En résumé, et compte tenu de ce qui précède, je suis d'accord avec mes collègues que la compression des prix causée par le dumping des importations en question appuie en elle-même la décision selon laquelle les importations dont il s'agit ont causé, causent et sont susceptibles de causer un préjudice sensible à Labatt, à Molson et à la PWB. De plus, je conclus que la présence de marchandises sous-évaluées a causé, cause et est susceptible de causer un préjudice sensible aux producteurs de la totalité, ou de la quasi-totalité, de la production de bière sur le marché de la Colombie-Britannique.


1. L.R.C. (1985), ch. S-15.

2. La bière originaire des États-Unis et provenant de G. Heileman Brewing Company Inc., Pabst Brewing Company et The Stroh Brewery Company, et de leurs successeurs et ayants droit, ou exportés par ces sociétés, pour utilisation ou consommation dans la province de la Colombie-Britannique (Préjudice), Groupe spécial binational, article 1904, décision datée du 26 août 1992.

3. La bière originaire ou exportée des États-Unis d'Amérique par Pabst Brewing Company, G. Heileman Brewing Company Inc. et The Stroh Brewery Company, leurs successeurs et ayants droit, ou en leur nom, pour utilisation ou consommation dans la province de la Colombie-Britannique, Tribunal canadien du commerce extérieur, enquête no NQ-91-002, conclusions et exposé des motifs, les 2 et 17 octobre 1992 respectivement.

4. Pièce protégée du TCCE no NQ-91-002-12.1F, dossier no 9 du CST, aux p. 99.12 et 99.13.

5. Pièce protégée no NQ-91-002-7 du TCCE, dossier no 5 du CST, p. 103.

6. Pièce protégée no NQ-91-002-12.1G du TCCE, dossier no 9 du CST, aux p. 99.24, 99.25 et 99.26.
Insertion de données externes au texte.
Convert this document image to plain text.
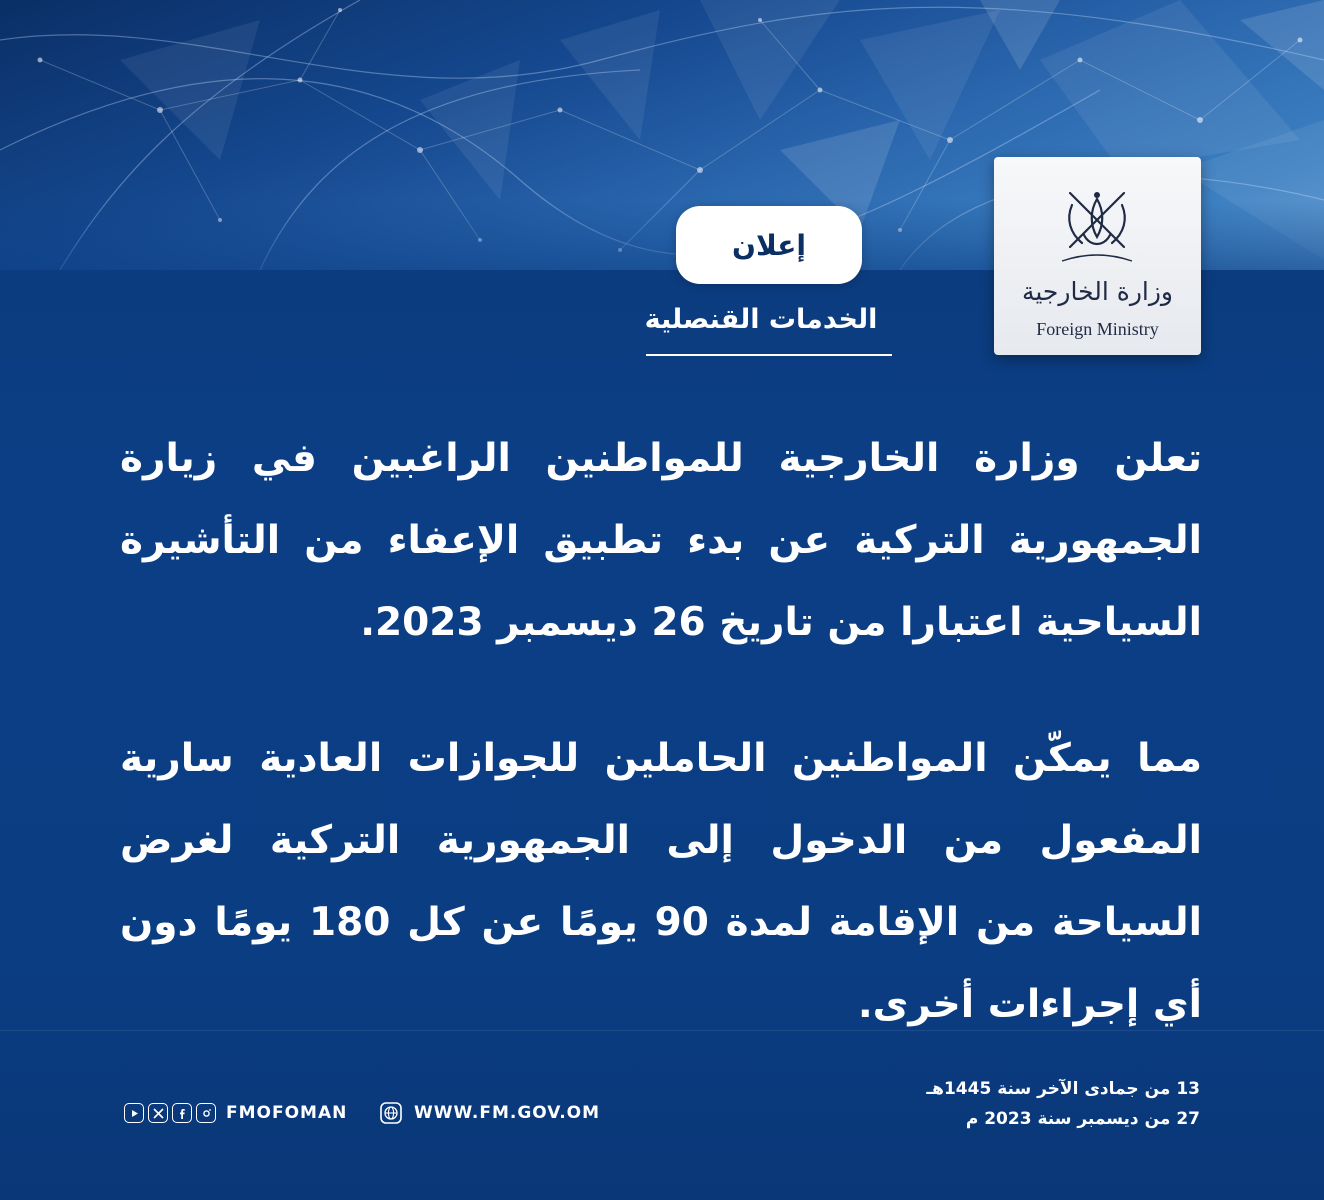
وزارة الخارجية
Foreign Ministry
إعلان
الخدمات القنصلية
تعلن وزارة الخارجية للمواطنين الراغبين في زيارة الجمهورية التركية عن بدء تطبيق الإعفاء من التأشيرة السياحية اعتبارا من تاريخ 26 ديسمبر 2023.
مما يمكّن المواطنين الحاملين للجوازات العادية سارية المفعول من الدخول إلى الجمهورية التركية لغرض السياحة من الإقامة لمدة 90 يومًا عن كل 180 يومًا دون أي إجراءات أخرى.
13 من جمادى الآخر سنة 1445هـ
27 من ديسمبر سنة 2023 م
WWW.FM.GOV.OM
FMOFOMAN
7. Pièce protégée no NQ-91-002-71 du TCCE, dossier no 5 du CST, p. 173.

8. Pièce protégée no NQ-91-002-47 du TCCE, dossier no 5 du CST, p. 153.

9. Ibid., p. 152.

10. Dans le cas de Molson, le remplacement des bouteilles par des canettes n'a entraîné une augmentation des coûts qu'au cours de l'exercice 1988.

11. Pièce protégée NQ-91-002-7 du TCCE, dossier no 5 du CST, aux p. 117-124 et 150.7-150.12.

12. Accord de libre-échange entre le Canada et les États-Unis, signé le 2 janvier 1988 (entré en vigueur le 30 décembre 1988 en vertu de la Loi de mise en oeuvre de l'accord de libre-échange entre le Canada et les États-Unis d'Amérique, L.C. 1988, ch. 65).

13. L.R.C. (1985), ch. F-7.

14. National Corn Growers Assn. c. Canada (Tribunal des importations), [1990] 2 R.C.S. 1324.

15. Supra, note 2, à la p. 51.

16. Certain Dumped Integral Horsepower Induction Motors, One Horsepower (1 HP) to Two Hundred Horsepower (200 HP) Inclusive, with Exceptions Originating in or Exported from the United States of America, 4 T.C.T. 7065 (groupe spécial binational, article 1904), le 11 septembre 1991.

17. Supra, note 2, à la p. 47.

18. Supra, note 3, à la p. 20.

19. Sacilor Aciéries c. Le Tribunal antidumping et al., Cour d'appel fédérale, no A-1806-83, le 27 juin 1985.